Once the pasta was at the desired thinness, each long strip had to be lovingly laid out on the kitchen table. We quickly ran out of room and had to move onto the dining room table. Heck, I felt like we were in an Italian kitchen somewhere off the coast of the Mediterranean. I was feeling pretty proud of our handiwork.

Fast forward to the next day, where the mother of all lasagna assembling began. I spread out all the ingredients and got to work. Husband was at his post, boiling the lasagna noodles, which I must say he did quite well. I was in a complete state of panic, thinking all of that hard work would go down the drain. I was certain each noodle would stick to it's neighbor and we'd have a complete disaster on our hands. He patiently reassured his crazy wife that it would work out okay, and much to my relief, he was right.

Back to the assembly line. Line the bottom of obscenely large lasagna tray with noodles. Next crumbled Italian sausage, lots of cheese, spoon homemade spaghetti sauce all over and repeat. When all was said and done, I managed to build five layers of cheesy goodness.
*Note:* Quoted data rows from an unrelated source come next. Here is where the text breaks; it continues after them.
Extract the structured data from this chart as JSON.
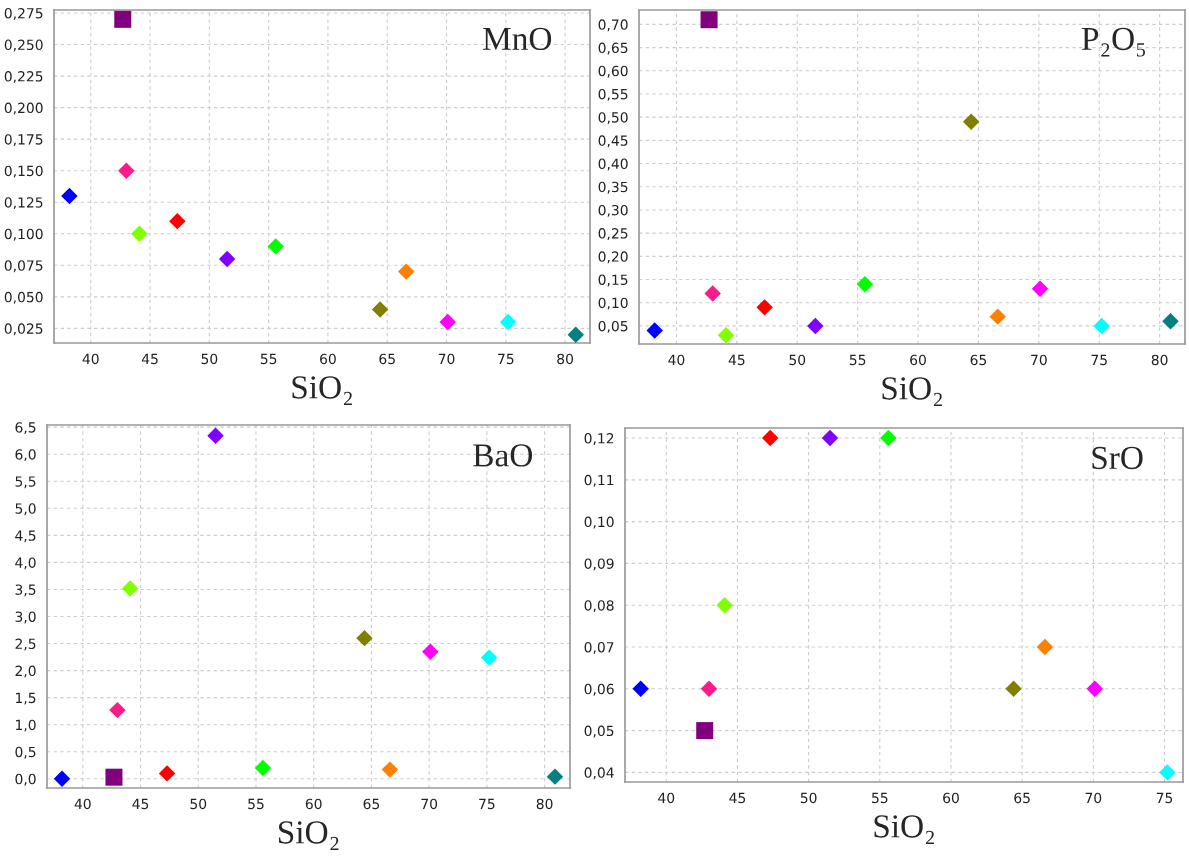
{
  "chart_data": [
    {
      "type": "scatter",
      "title": "MnO",
      "xlabel": "SiO₂",
      "xlim": [
        36.9,
        82.1
      ],
      "ylim": [
        0.0134,
        0.2774
      ],
      "xticks": [
        40,
        45,
        50,
        55,
        60,
        65,
        70,
        75,
        80
      ],
      "yticks": [
        {
          "value": 0.025,
          "label": "0,025"
        },
        {
          "value": 0.05,
          "label": "0,050"
        },
        {
          "value": 0.075,
          "label": "0,075"
        },
        {
          "value": 0.1,
          "label": "0,100"
        },
        {
          "value": 0.125,
          "label": "0,125"
        },
        {
          "value": 0.15,
          "label": "0,150"
        },
        {
          "value": 0.175,
          "label": "0,175"
        },
        {
          "value": 0.2,
          "label": "0,200"
        },
        {
          "value": 0.225,
          "label": "0,225"
        },
        {
          "value": 0.25,
          "label": "0,250"
        },
        {
          "value": 0.275,
          "label": "0,275"
        }
      ],
      "grid": true,
      "legend": false,
      "series": [
        {
          "marker": "diamond",
          "x": [
            38.2,
            43.0,
            44.1,
            47.3,
            51.5,
            55.6,
            64.4,
            66.6,
            70.1,
            75.2,
            80.9
          ],
          "values": [
            0.13,
            0.15,
            0.1,
            0.11,
            0.08,
            0.09,
            0.04,
            0.07,
            0.03,
            0.03,
            0.02
          ],
          "colors": [
            "#0000ff",
            "#ff1a8c",
            "#80ff00",
            "#ff0000",
            "#8000ff",
            "#00ff00",
            "#808000",
            "#ff8000",
            "#ff00ff",
            "#00ffff",
            "#008080"
          ]
        },
        {
          "marker": "square",
          "x": [
            42.7
          ],
          "values": [
            0.27
          ],
          "color": "#800080"
        }
      ]
    },
    {
      "type": "scatter",
      "title": "P₂O₅",
      "xlabel": "SiO₂",
      "xlim": [
        36.9,
        82.1
      ],
      "ylim": [
        0.011,
        0.731
      ],
      "xticks": [
        40,
        45,
        50,
        55,
        60,
        65,
        70,
        75,
        80
      ],
      "yticks": [
        {
          "value": 0.05,
          "label": "0,05"
        },
        {
          "value": 0.1,
          "label": "0,10"
        },
        {
          "value": 0.15,
          "label": "0,15"
        },
        {
          "value": 0.2,
          "label": "0,20"
        },
        {
          "value": 0.25,
          "label": "0,25"
        },
        {
          "value": 0.3,
          "label": "0,30"
        },
        {
          "value": 0.35,
          "label": "0,35"
        },
        {
          "value": 0.4,
          "label": "0,40"
        },
        {
          "value": 0.45,
          "label": "0,45"
        },
        {
          "value": 0.5,
          "label": "0,50"
        },
        {
          "value": 0.55,
          "label": "0,55"
        },
        {
          "value": 0.6,
          "label": "0,60"
        },
        {
          "value": 0.65,
          "label": "0,65"
        },
        {
          "value": 0.7,
          "label": "0,70"
        }
      ],
      "grid": true,
      "legend": false,
      "series": [
        {
          "marker": "diamond",
          "x": [
            38.2,
            43.0,
            44.1,
            47.3,
            51.5,
            55.6,
            64.4,
            66.6,
            70.1,
            75.2,
            80.9
          ],
          "values": [
            0.04,
            0.12,
            0.03,
            0.09,
            0.05,
            0.14,
            0.49,
            0.07,
            0.13,
            0.05,
            0.06
          ],
          "colors": [
            "#0000ff",
            "#ff1a8c",
            "#80ff00",
            "#ff0000",
            "#8000ff",
            "#00ff00",
            "#808000",
            "#ff8000",
            "#ff00ff",
            "#00ffff",
            "#008080"
          ]
        },
        {
          "marker": "square",
          "x": [
            42.7
          ],
          "values": [
            0.71
          ],
          "color": "#800080"
        }
      ]
    },
    {
      "type": "scatter",
      "title": "BaO",
      "xlabel": "SiO₂",
      "xlim": [
        36.9,
        82.2
      ],
      "ylim": [
        -0.17,
        6.54
      ],
      "xticks": [
        40,
        45,
        50,
        55,
        60,
        65,
        70,
        75,
        80
      ],
      "yticks": [
        {
          "value": 0,
          "label": "0,0"
        },
        {
          "value": 0.5,
          "label": "0,5"
        },
        {
          "value": 1,
          "label": "1,0"
        },
        {
          "value": 1.5,
          "label": "1,5"
        },
        {
          "value": 2,
          "label": "2,0"
        },
        {
          "value": 2.5,
          "label": "2,5"
        },
        {
          "value": 3,
          "label": "3,0"
        },
        {
          "value": 3.5,
          "label": "3,5"
        },
        {
          "value": 4,
          "label": "4,0"
        },
        {
          "value": 4.5,
          "label": "4,5"
        },
        {
          "value": 5,
          "label": "5,0"
        },
        {
          "value": 5.5,
          "label": "5,5"
        },
        {
          "value": 6,
          "label": "6,0"
        },
        {
          "value": 6.5,
          "label": "6,5"
        }
      ],
      "grid": true,
      "legend": false,
      "series": [
        {
          "marker": "diamond",
          "x": [
            38.2,
            43.0,
            44.1,
            47.3,
            51.5,
            55.6,
            64.4,
            66.6,
            70.1,
            75.2,
            80.9
          ],
          "values": [
            0.0,
            1.27,
            3.52,
            0.1,
            6.34,
            0.2,
            2.6,
            0.17,
            2.35,
            2.24,
            0.04
          ],
          "colors": [
            "#0000ff",
            "#ff1a8c",
            "#80ff00",
            "#ff0000",
            "#8000ff",
            "#00ff00",
            "#808000",
            "#ff8000",
            "#ff00ff",
            "#00ffff",
            "#008080"
          ]
        },
        {
          "marker": "square",
          "x": [
            42.7
          ],
          "values": [
            0.03
          ],
          "color": "#800080"
        }
      ]
    },
    {
      "type": "scatter",
      "title": "SrO",
      "xlabel": "SiO₂",
      "xlim": [
        37.1,
        76.3
      ],
      "ylim": [
        0.0377,
        0.1224
      ],
      "xticks": [
        40,
        45,
        50,
        55,
        60,
        65,
        70,
        75
      ],
      "yticks": [
        {
          "value": 0.04,
          "label": "0,04"
        },
        {
          "value": 0.05,
          "label": "0,05"
        },
        {
          "value": 0.06,
          "label": "0,06"
        },
        {
          "value": 0.07,
          "label": "0,07"
        },
        {
          "value": 0.08,
          "label": "0,08"
        },
        {
          "value": 0.09,
          "label": "0,09"
        },
        {
          "value": 0.1,
          "label": "0,10"
        },
        {
          "value": 0.11,
          "label": "0,11"
        },
        {
          "value": 0.12,
          "label": "0,12"
        }
      ],
      "grid": true,
      "legend": false,
      "series": [
        {
          "marker": "diamond",
          "x": [
            38.2,
            43.0,
            44.1,
            47.3,
            51.5,
            55.6,
            64.4,
            66.6,
            70.1,
            75.2
          ],
          "values": [
            0.06,
            0.06,
            0.08,
            0.12,
            0.12,
            0.12,
            0.06,
            0.07,
            0.06,
            0.04
          ],
          "colors": [
            "#0000ff",
            "#ff1a8c",
            "#80ff00",
            "#ff0000",
            "#8000ff",
            "#00ff00",
            "#808000",
            "#ff8000",
            "#ff00ff",
            "#00ffff"
          ]
        },
        {
          "marker": "square",
          "x": [
            42.7
          ],
          "values": [
            0.05
          ],
          "color": "#800080"
        }
      ]
    }
  ]
}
I was now feeling like an Italian Chef Czar! The world was mine! My guests were going to positively drool over this culinary masterpiece. Do you sense something amiss? After all, I have a track record for things going awry and if you guessed this to be the case with the lasagna, you would be correct.

As it turns out, I forgot to include a very key ingredient; the ricotta cheese. When I realized this, I deflated like a popped balloon at the end of a very long birthday party. I was completely devastated. All that hard work, down the drain. My beautiful lasagna, ruined. I spent the better part of the next hour alternating between beating myself up and sulking, wondering how I could have done such a stupid thing and how, oh how would I fix the unfixable? (Unfixable is a word in my blog.)

After posting my stupidity on Facebook, I received a slew of helpful comments about how to "fix" my poor lasagna. I finally decided on my sister's suggestion, to top the lasagna with the ricotta, and lifting the edges and tucking the ricotta all around as best as I could. To wrap up a very boring story, my worries were in vain, as it turned out wonderful and I received very genuine complements. Moral of this story; check and double-check your ingredients, and more importantly, check your big fat ego at the door. Humbled? You'd better believe it. 

Next Easter, I say we go out for dinner.